L’Espagnol Jonás Trueba, lui, quand il y a deux ans l’insolite et solaire Eva en août l’a révélé, filmait déjà depuis presque cinq ans une bande d’adolescents madrilènes. Pas tout à fait documentaire, pas tout à fait fiction, d’une totale liberté, ne serait-ce que par sa durée de 3h40, dont deux entractes de 5 mn, mais qu’on ne voit pas passer, le film qui en résulte, Qui à part nous, dresse le portrait sensible et pudique d’une génération qui réinvente l’amitié comme l’amour, la politique et, là encore, le rapport aux images, avant de se heurter au mur des confinements sanitaires et de l’isolement forcé qui en découle : "J'aimais l'idée que le film se déploie sous les yeux des spectateurs, que les personnages grandissent, que les spectateurs soient partie prenante de cette vie qui se déploie."

A noter que le Festival de La Rochelle, du 1er au 10 juillet prochain, projettera l’intégralité des films de l’Espagnol, dont la plupart inédits en France.
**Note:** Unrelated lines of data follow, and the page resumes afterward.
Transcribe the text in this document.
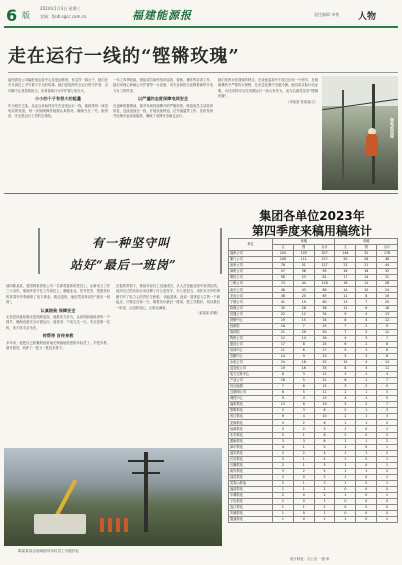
6 版
2024年1月3日 星期三
官网：fjsdl.sgcc.com.cn	福建能源报	责任编辑 审核 人物
走在运行一线的“铿锵玫瑰”
福州供电公司输配电运检中心变电运维班，有这样一群女子，她们在平凡岗位上书写着不平凡的故事。她们是电网安全运行的守护者，以巾帼不让须眉的担当，用青春和汗水守护着万家灯火。
小小的个子有很大的能量
作为班长王某，从业以来始终坚守在变电运行一线，她熟悉每一座变电站的设备，每一次倒闸操作她都认真核对，确保万无一失。她常说：安全是运行工作的生命线。
一年之四季轮换，班组成员始终坚持巡视、检修、操作等各项工作，她们用细心和耐心守护着每一台设备，用专业和担当诠释着新时代电力女工的风采。
以严谨的态度保障电网安全
在迎峰度夏期间，面对负荷持续攀升的严峻形势，班组成员主动放弃休息，连续奋战在一线，开展设备特巡、红外测温等工作，及时发现并处理多起设备隐患，确保了电网安全稳定运行。
她们发挥女性细致的特点，在设备巡视中不放过任何一个细节，在倒闸操作中严格执行规程，在应急处置中沉着冷静。她们用实际行动证明，女性同样可以在电网运行一线大有作为，成为名副其实的“铿锵玫瑰”。
（李某某 张某某/文）
变电站巡视
有一种坚守叫
站好“最后一班岗”
他叫陈某某，是国网某供电公司一名即将退休的老员工。从事电力工作三十余年，他始终坚守在工作岗位上，兢兢业业，任劳任怨，把最美好的青春年华奉献给了电力事业。临近退休，他依然坚持站好“最后一班岗”。
认真细致 保障安全
无论是设备检修还是线路巡视，他都亲力亲为，认真细致地检查每一个细节，确保设备安全可靠运行。他常说：干电力这一行，安全是第一位的，来不得半点马虎。
传帮带 言传身教
多年来，他把自己积累的经验毫无保留地传授给年轻员工，手把手教、面对面讲，培养了一批又一批技术骨干。
在他的带领下，班组年轻员工迅速成长，多人在技能竞赛中获得佳绩。他用自己的实际行动诠释了什么是坚守、什么是担当，用朴实无华的奉献书写了电力人的责任与使命。 谈起退休，他说：退休是人生的一个新起点，只要还在岗一天，就要站好最后一班岗，把工作做好，站好最后一班岗，让组织放心，让群众满意。
（某某某 供稿）
陈某某同志现场指导年轻员工开展作业
集团各单位2023年
第四季度来稿用稿统计
单位	来稿			用稿		
	文	图	合计	文	图	合计
福州公司	204	103	307	146	32	178
厦门公司	106	111	217	20	28	48
泉州公司	76	51	127	23	21	44
漳州公司	57	38	95	16	16	32
莆田公司	58	23	81	17	14	31
三明公司	74	44	118	16	12	28
南平公司	46	43	89	14	10	24
龙岩公司	38	25	63	11	8	19
宁德公司	41	19	60	13	7	20
检修公司	30	28	58	12	6	18
信通公司	22	12	34	9	4	13
营销中心	19	15	34	8	4	12
经研院	18	7	25	7	2	9
电科院	21	29	50	7	5	12
物资公司	12	14	26	4	3	7
建设公司	17	8	25	6	2	8
培训中心	11	6	17	5	1	6
后勤中心	14	9	23	5	3	8
水电公司	24	18	42	10	4	14
送变电公司	19	16	35	8	3	11
电力交易中心	8	3	11	3	1	4
产业公司	16	5	21	6	1	7
综合能源	7	8	15	3	2	5
互联网公司	6	5	11	2	1	3
调控中心	9	4	13	4	1	5
福州供电	13	6	19	5	2	7
思明供电	5	3	8	2	1	3
晋江供电	6	4	10	2	1	3
龙海供电	4	2	6	1	1	2
仙游供电	3	2	5	1	0	1
永安供电	5	1	6	2	0	2
建瓯供电	3	3	6	1	1	2
漳平供电	4	1	5	1	0	1
福安供电	2	2	4	1	1	2
长乐供电	3	1	4	1	0	1
石狮供电	2	1	3	1	0	1
南安供电	3	2	5	1	1	2
邵武供电	2	0	2	1	0	1
武夷山供电	2	1	3	1	0	1
福清供电	1	1	2	0	0	0
平潭供电	2	0	2	1	0	1
宁化供电	1	0	1	0	0	0
连江供电	1	1	2	0	0	0
安溪供电	1	0	1	0	0	0
霞浦供电	1	0	1	1	0	1
统计制表：办公室 一版 审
Il sera bien sûr présent, une rencontre avec le public aura même lieu, animée par Marcos Uzal, le rédacteur en chef des Cahiers du Cinéma.

"Qui à part nous" de Jonas Trueba
"Qui à part nous" de Jonas Trueba
- Crédit Arizona Distribution

Le journal du cinéma : "Murina" de Antoneta Alamat Kusijanovic

Et puis il y a encore ce film envoutant, Murina, qui a fait sensation au dernier Festival de Cannes, dont il est reparti avec la Caméra d’Or. Premier film, aux airs de tragédie antique, de la Croate Antoneta Alamat Kusijanovic, parrainée par Martin Scorsese qui l’a coproduit, c’est le portrait très sensoriel d’une adolescente, Julija, adepte de la pêche en apnée, qui tente par tous les moyens d’échapper aussi bien à son île qu’à l’oppressante figure de son père, incarnation du patriarcat de la société croate insulaire. Le tout dans un décor aride, cerné par les eaux d’une mer qui, au-delà de la métaphore, est un véritable personnage, autant qu’un terrain de jeu cinématographique et proprement immersif : "Dans la mer et sous l’eau on est contraint, on ne peut pas respirer, on ne peut pas parler, les mouvements sont différents, la communication est limitée, le temps est ralenti et c’est comme une forme de subconscient pour Julija parce que c’est seulement sous l’eau qu’elle peut faire face à la fois à ses désirs et à sa violence."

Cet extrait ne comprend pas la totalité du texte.